4.4.5. Prompt Design Patterns
Repeated use of certain prompting approaches and interaction habits resembles the idea of
game design patterns [
56]. This suggests that working with generative AI may gradually produce its own set of reusable interaction approaches, or
prompt design patterns, that designers rely on as recurring creative strategies over time. For example, I often used a “critique then improve” pattern, where I first asked the generative AI tools to critique a mechanic, a level, or a narrative beat, and then asked it to refine or rework that same piece based on its own critique. Another pattern was “multi angle brainstorming”, where I asked for several alternatives but framed each one through a different lens, such as mechanics, narrative, aesthetics, or player motivation. A third pattern was “constraints first”, where I carefully specified the audience, platform, cultural tone, and technical limits before asking for ideas. These prompt design patterns slowly became like mental templates. They helped me move from a vague feeling that “something is missing in this design” to a more structured conversation that produced concrete options. These patterns became even more valuable when I shared them with students during the workshops.
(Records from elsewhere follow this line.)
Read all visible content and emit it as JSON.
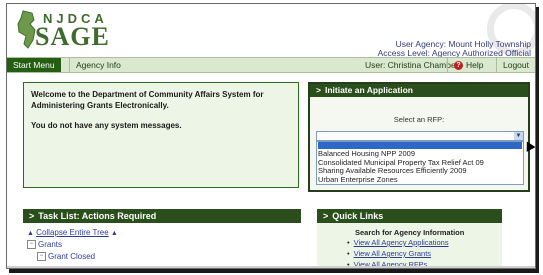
{
  "logo": {
    "org": "NJDCA",
    "name": "SAGE"
  },
  "header": {
    "user_agency": "User Agency: Mount Holly Township",
    "access_level": "Access Level: Agency Authorized Official"
  },
  "nav": {
    "start_menu": "Start Menu",
    "agency_info": "Agency Info",
    "user": "User: Christina Chambers",
    "help": "Help",
    "logout": "Logout"
  },
  "welcome": {
    "title": "Welcome to the Department of Community Affairs System for Administering Grants Electronically.",
    "message": "You do not have any system messages."
  },
  "initiate": {
    "title": "Initiate an Application",
    "select_label": "Select an RFP:",
    "selected_value": "",
    "options": [
      "Balanced Housing NPP 2009",
      "Consolidated Municipal Property Tax Relief Act 09",
      "Sharing Available Resources Efficiently 2009",
      "Urban Enterprise Zones"
    ]
  },
  "task_list": {
    "title": "Task List: Actions Required",
    "collapse": "Collapse Entire Tree",
    "grants": "Grants",
    "grant_closed": "Grant Closed"
  },
  "quick_links": {
    "title": "Quick Links",
    "search_label": "Search for Agency Information",
    "links": [
      "View All Agency Applications",
      "View All Agency Grants",
      "View All Agency RFPs"
    ]
  },
  "colors": {
    "brand_green": "#2a4f1c",
    "nav_bg": "#d9e8cf",
    "link_blue": "#2b3d9a",
    "help_red": "#c02020"
  }
}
As students adopted these patterns, I noticed that their interactions with the generative AI tools became more intentional and their learning more reflective. Instead of using the tools to generate quick answers, they began using it to test ideas, compare alternatives, and iterate on concepts just as I had. The patterns acted as scaffolds that shaped the way they approached problems, encouraging them to think in terms of processes rather than products. What surprised me was how these patterns functioned like shared cognitive tools. When a student used a critique-first pattern, for example, the AI naturally guided them through the same iterative reasoning I had internalized. This meant the generative AI was not only providing content but also replicating the structure of expert inquiry. In this way, prompt design patterns became a form of distributed expertise, enabling students to access a version of my instructional reasoning even when I was not present. Ultimately, the emergence of prompt design patterns showed that prompting is not simply a technical skill but a pedagogical one. These patterns mediate how learners frame questions, explore possibilities, and internalize design principles.